Fifteen years later, quite by accident (I’d written something in
Esquire
that had impressed Vice President George Bush’s press secretary), I found myself working in Ronald Reagan’s White House.
The Reagans kindly invited me to the odd social occasion. At one of these, I nearly caused a faux pas of national proportion.

The invitation was for dinner in the residence upstairs and a movie afterward. I had a big speech to write for Bush that night
and pleaded urgently with Muffie Brandon, Mrs. Reagan’s social secretary, to be excused from the movie. She
tsk-tsk
ed but said all right, but that I must be discreet about leaving. I said of course. As I made my stealthy exit just before
the lights went down in the family theater, I rounded a corner in the hallway and bumped smack into—Ronald Reagan, returning
either from the men’s room or from ordering a richly deserved missile strike on some Middle Eastern despot.

He smiled that thousand-watt smile and regarded me curiously.

“Where are you going?” he said. “We’re about to start the movie.”

“Um,” I said, dissembling, “just going to the men’s room, Mr. President. I’ll be right there. Go ahead and start without me.”

He smiled and went off, phalanxed by Secret Service, including Tim McCarthy, who a few months earlier had interposed himself
between the president and John Hinckley, taking a .22 slug in the chest.

I made my way down the long corridor in the basement and was about to exit the White House when I heard behind me a sibilant
and frantic,
“Psssst!”

Looking back, I saw Muffie Brandon gesticulating urgently.

“He just announced to everyone that we weren’t going to start without you.”

Oh dear. I skulked back, Muffie more or less leading me by the ear, to find fifty guests glowering at me and my seat saved—in
the front row, next to the president and Mrs. Reagan.

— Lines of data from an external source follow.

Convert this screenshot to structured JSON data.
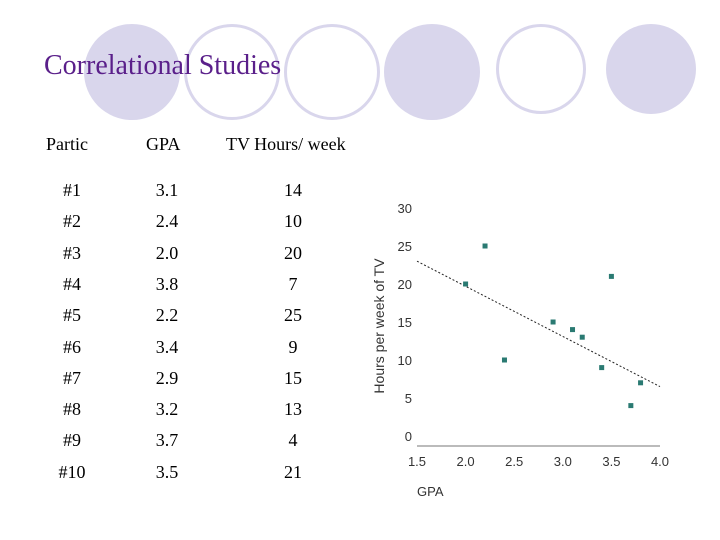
{
  "slide": {
    "title": "Correlational Studies",
    "title_color": "#5a1f8a",
    "decor_fill": "#d9d6ec",
    "decor_ring": "#d9d6ec"
  },
  "table": {
    "headers": [
      "Partic",
      "GPA",
      "TV Hours/ week"
    ],
    "rows": [
      [
        "#1",
        "3.1",
        "14"
      ],
      [
        "#2",
        "2.4",
        "10"
      ],
      [
        "#3",
        "2.0",
        "20"
      ],
      [
        "#4",
        "3.8",
        "7"
      ],
      [
        "#5",
        "2.2",
        "25"
      ],
      [
        "#6",
        "3.4",
        "9"
      ],
      [
        "#7",
        "2.9",
        "15"
      ],
      [
        "#8",
        "3.2",
        "13"
      ],
      [
        "#9",
        "3.7",
        "4"
      ],
      [
        "#10",
        "3.5",
        "21"
      ]
    ]
  },
  "chart_data": {
    "type": "scatter",
    "title": "",
    "xlabel": "GPA",
    "ylabel": "Hours per week of TV",
    "xlim": [
      1.5,
      4.0
    ],
    "ylim": [
      0,
      30
    ],
    "xticks": [
      "1.5",
      "2.0",
      "2.5",
      "3.0",
      "3.5",
      "4.0"
    ],
    "yticks": [
      "0",
      "5",
      "10",
      "15",
      "20",
      "25",
      "30"
    ],
    "grid": false,
    "point_color": "#2a7a72",
    "points": [
      {
        "x": 3.1,
        "y": 14
      },
      {
        "x": 2.4,
        "y": 10
      },
      {
        "x": 2.0,
        "y": 20
      },
      {
        "x": 3.8,
        "y": 7
      },
      {
        "x": 2.2,
        "y": 25
      },
      {
        "x": 3.4,
        "y": 9
      },
      {
        "x": 2.9,
        "y": 15
      },
      {
        "x": 3.2,
        "y": 13
      },
      {
        "x": 3.7,
        "y": 4
      },
      {
        "x": 3.5,
        "y": 21
      }
    ],
    "trendline": {
      "x": [
        1.5,
        4.0
      ],
      "y": [
        23.0,
        6.5
      ],
      "style": "dashed"
    }
  }
}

I experienced many such acts of grace and favor during my time at the White House. Looking back on it, I realize—not that
I didn’t at the time—that these were reciprocations for the kindnesses Pup had shown to the Reagan children.

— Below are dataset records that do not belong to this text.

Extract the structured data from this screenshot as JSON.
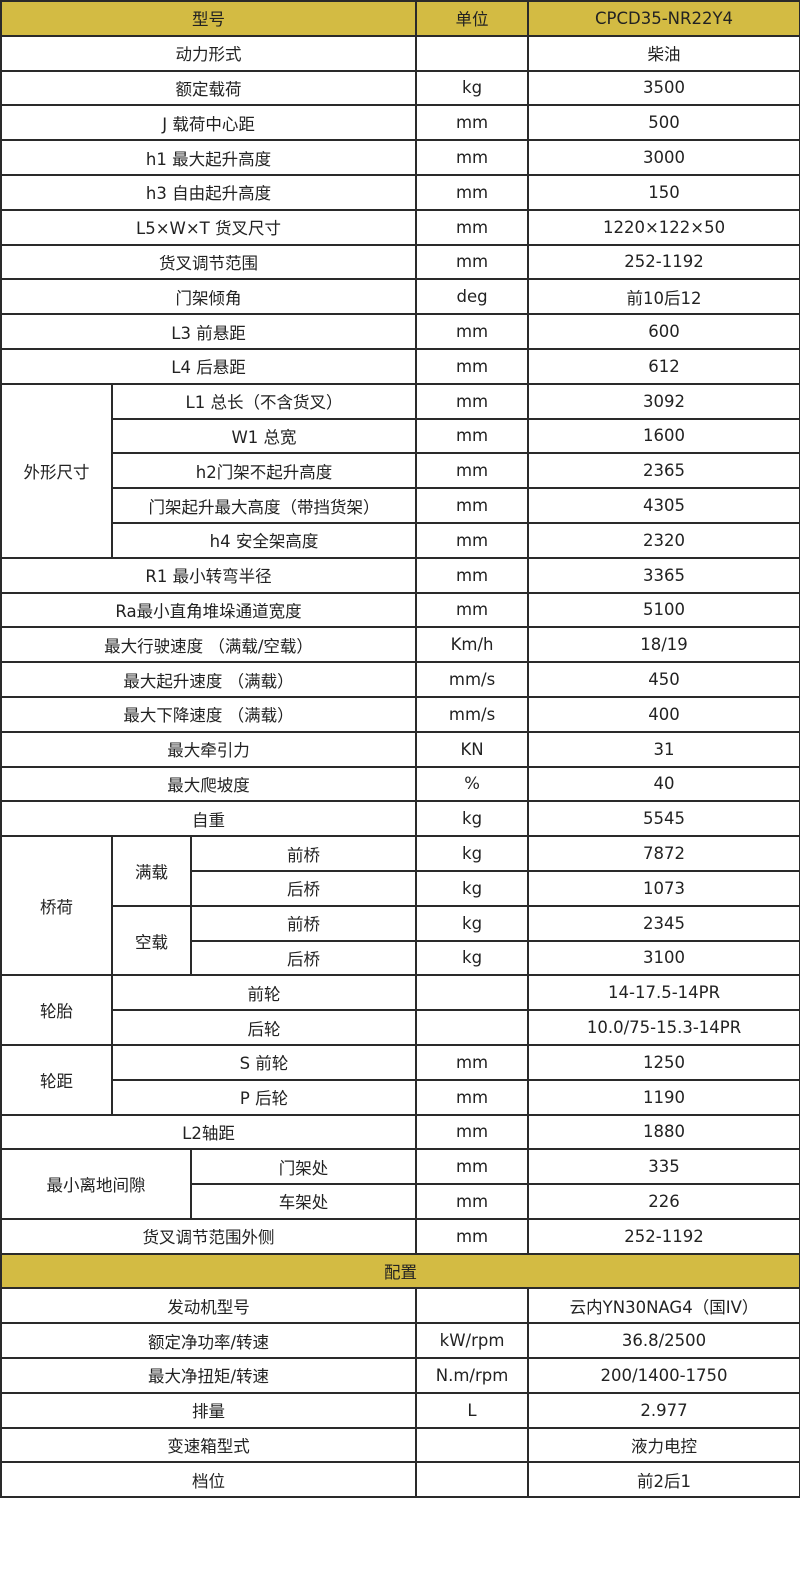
{
  "colors": {
    "header_bg": "#d3bb43",
    "border": "#2a2a2a",
    "text": "#222222"
  },
  "header": {
    "model_label": "型号",
    "unit_label": "单位",
    "model_value": "CPCD35-NR22Y4"
  },
  "blocks": [
    {
      "type": "row",
      "label": "动力形式",
      "unit": "",
      "value": "柴油"
    },
    {
      "type": "row",
      "label": "额定载荷",
      "unit": "kg",
      "value": "3500"
    },
    {
      "type": "row",
      "label": "J 载荷中心距",
      "unit": "mm",
      "value": "500"
    },
    {
      "type": "row",
      "label": "h1 最大起升高度",
      "unit": "mm",
      "value": "3000"
    },
    {
      "type": "row",
      "label": "h3 自由起升高度",
      "unit": "mm",
      "value": "150"
    },
    {
      "type": "row",
      "label": "L5×W×T 货叉尺寸",
      "unit": "mm",
      "value": "1220×122×50"
    },
    {
      "type": "row",
      "label": "货叉调节范围",
      "unit": "mm",
      "value": "252-1192"
    },
    {
      "type": "row",
      "label": "门架倾角",
      "unit": "deg",
      "value": "前10后12"
    },
    {
      "type": "row",
      "label": "L3 前悬距",
      "unit": "mm",
      "value": "600"
    },
    {
      "type": "row",
      "label": "L4 后悬距",
      "unit": "mm",
      "value": "612"
    },
    {
      "type": "group",
      "group": "外形尺寸",
      "items": [
        {
          "label": "L1 总长（不含货叉）",
          "unit": "mm",
          "value": "3092"
        },
        {
          "label": "W1 总宽",
          "unit": "mm",
          "value": "1600"
        },
        {
          "label": "h2门架不起升高度",
          "unit": "mm",
          "value": "2365"
        },
        {
          "label": "门架起升最大高度（带挡货架）",
          "unit": "mm",
          "value": "4305"
        },
        {
          "label": "h4 安全架高度",
          "unit": "mm",
          "value": "2320"
        }
      ]
    },
    {
      "type": "row",
      "label": "R1 最小转弯半径",
      "unit": "mm",
      "value": "3365"
    },
    {
      "type": "row",
      "label": "Ra最小直角堆垛通道宽度",
      "unit": "mm",
      "value": "5100"
    },
    {
      "type": "row",
      "label": "最大行驶速度 （满载/空载）",
      "unit": "Km/h",
      "value": "18/19"
    },
    {
      "type": "row",
      "label": "最大起升速度 （满载）",
      "unit": "mm/s",
      "value": "450"
    },
    {
      "type": "row",
      "label": "最大下降速度 （满载）",
      "unit": "mm/s",
      "value": "400"
    },
    {
      "type": "row",
      "label": "最大牵引力",
      "unit": "KN",
      "value": "31"
    },
    {
      "type": "row",
      "label": "最大爬坡度",
      "unit": "%",
      "value": "40"
    },
    {
      "type": "row",
      "label": "自重",
      "unit": "kg",
      "value": "5545"
    },
    {
      "type": "nested",
      "group": "桥荷",
      "subgroups": [
        {
          "name": "满载",
          "items": [
            {
              "label": "前桥",
              "unit": "kg",
              "value": "7872"
            },
            {
              "label": "后桥",
              "unit": "kg",
              "value": "1073"
            }
          ]
        },
        {
          "name": "空载",
          "items": [
            {
              "label": "前桥",
              "unit": "kg",
              "value": "2345"
            },
            {
              "label": "后桥",
              "unit": "kg",
              "value": "3100"
            }
          ]
        }
      ]
    },
    {
      "type": "group",
      "group": "轮胎",
      "items": [
        {
          "label": "前轮",
          "unit": "",
          "value": "14-17.5-14PR"
        },
        {
          "label": "后轮",
          "unit": "",
          "value": "10.0/75-15.3-14PR"
        }
      ]
    },
    {
      "type": "group",
      "group": "轮距",
      "items": [
        {
          "label": "S 前轮",
          "unit": "mm",
          "value": "1250"
        },
        {
          "label": "P 后轮",
          "unit": "mm",
          "value": "1190"
        }
      ]
    },
    {
      "type": "row",
      "label": "L2轴距",
      "unit": "mm",
      "value": "1880"
    },
    {
      "type": "widegroup",
      "group": "最小离地间隙",
      "items": [
        {
          "label": "门架处",
          "unit": "mm",
          "value": "335"
        },
        {
          "label": "车架处",
          "unit": "mm",
          "value": "226"
        }
      ]
    },
    {
      "type": "row",
      "label": "货叉调节范围外侧",
      "unit": "mm",
      "value": "252-1192"
    },
    {
      "type": "section",
      "label": "配置"
    },
    {
      "type": "row",
      "label": "发动机型号",
      "unit": "",
      "value": "云内YN30NAG4（国IV）"
    },
    {
      "type": "row",
      "label": "额定净功率/转速",
      "unit": "kW/rpm",
      "value": "36.8/2500"
    },
    {
      "type": "row",
      "label": "最大净扭矩/转速",
      "unit": "N.m/rpm",
      "value": "200/1400-1750"
    },
    {
      "type": "row",
      "label": "排量",
      "unit": "L",
      "value": "2.977"
    },
    {
      "type": "row",
      "label": "变速箱型式",
      "unit": "",
      "value": "液力电控"
    },
    {
      "type": "row",
      "label": "档位",
      "unit": "",
      "value": "前2后1"
    }
  ]
}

A few years later, in 1985, I found myself—again, accidentally—ghostwriting David Stockman’s memoirs, under furious deadline
pressure. (I use the term
ghostwriting
in the narrow, technical sense: My job was to turn a mountain—yea, a veritable Kilimanjaro—of manuscript into readable English.)
There was a piquancy to this assignment, inasmuch as David Stockman had become famous mainly for an act of impertinence to
Reagan while serving as his budget director. But a) Stockman’s beef was about policy, not in any way ad hominem against Reagan;
and, well, b) I needed the dough.

In the midst of this death march fell
National Review
’s gala thirtieth-anniversary dinner at the Plaza in New York. I pleaded with Pup that I couldn’t attend—I barely had time
to eat meals.
No
, he insisted,
you have to be there
, as he put it somewhat mysteriously,
for reasons that will become apparent
. I grumpily assented. Pup wasn’t someone to whom you could say no.

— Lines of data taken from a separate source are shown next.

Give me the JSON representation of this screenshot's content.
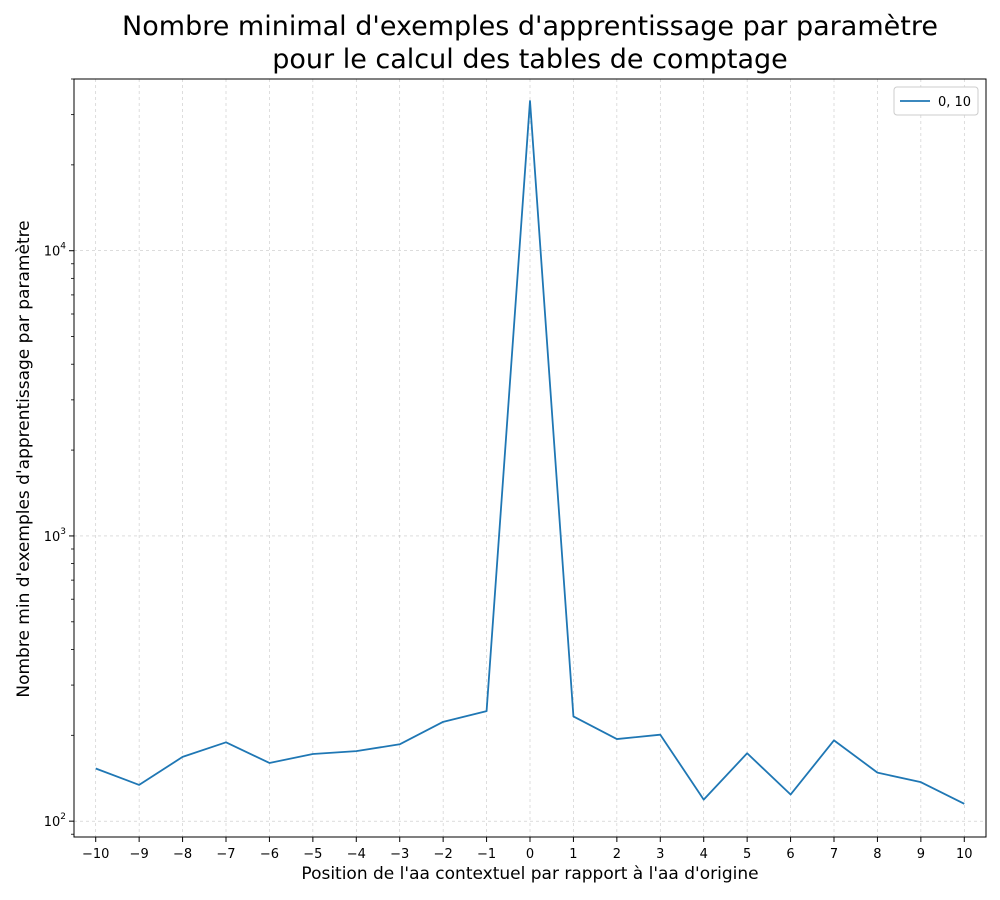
{
  "chart_data": {
    "type": "line",
    "title_lines": [
      "Nombre minimal d'exemples d'apprentissage par paramètre",
      "pour le calcul des tables de comptage"
    ],
    "xlabel": "Position de l'aa contextuel par rapport à l'aa d'origine",
    "ylabel": "Nombre min d'exemples d'apprentissage par paramètre",
    "yscale": "log",
    "ylim": [
      88,
      40000
    ],
    "xlim": [
      -10.5,
      10.5
    ],
    "x": [
      -10,
      -9,
      -8,
      -7,
      -6,
      -5,
      -4,
      -3,
      -2,
      -1,
      0,
      1,
      2,
      3,
      4,
      5,
      6,
      7,
      8,
      9,
      10
    ],
    "x_tick_labels": [
      "−10",
      "−9",
      "−8",
      "−7",
      "−6",
      "−5",
      "−4",
      "−3",
      "−2",
      "−1",
      "0",
      "1",
      "2",
      "3",
      "4",
      "5",
      "6",
      "7",
      "8",
      "9",
      "10"
    ],
    "y_ticks": [
      {
        "value": 100,
        "base": "10",
        "exp": "2"
      },
      {
        "value": 1000,
        "base": "10",
        "exp": "3"
      },
      {
        "value": 10000,
        "base": "10",
        "exp": "4"
      }
    ],
    "series": [
      {
        "name": "0, 10",
        "color": "#1f77b4",
        "values": [
          153,
          134,
          168,
          189,
          160,
          172,
          176,
          186,
          223,
          243,
          33500,
          233,
          194,
          201,
          119,
          173,
          124,
          192,
          148,
          137,
          115
        ]
      }
    ],
    "grid": true,
    "legend_position": "top-right"
  }
}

So I went and was seated right above the podium when he gave the speech that is reproduced earlier. Looking back on that moment,
on those two amazing men, I reflect that, yes, the blood of the fathers truly did run strong.

CHAPTER
16
That Would Be a Real Bore

T
he lease on the Fort Lauderdale house was up mid-January, but with the Reagan book still unfinished, and January in Connecticut
being January in Connecticut, I tried to persuade Pup to remain in Florida. But he was adamant about coming home, and I suspect
now that he was coming home to die. With all due respect to the Sunshine State, when my time comes, I shouldn’t want to die
there, either. I can see spending some of my senescence there, but I shouldn’t want the Reaper to find me on the golf course
or in a condo. “I want death… to find me planting my cabbages,” wrote Michel de Montaigne. But to die in, say, Fort Lauderdale…
there seems something—as Pup would say—
contra naturam
about that. In
The Importance of Being Earnest
, the Reverend Chasuble, informed that soand-so died in Paris, tut-tuts: “In Paris? I fear that does not point, at the end,
to a very serious state of mind.”
*
New Englanders, growing up as we do with hot summer fields and frozen-over ponds, are hardwired to the seasons. Now it was
winter in Connecticut, and I think Pup wanted to be back on native soil when it happened. It was time.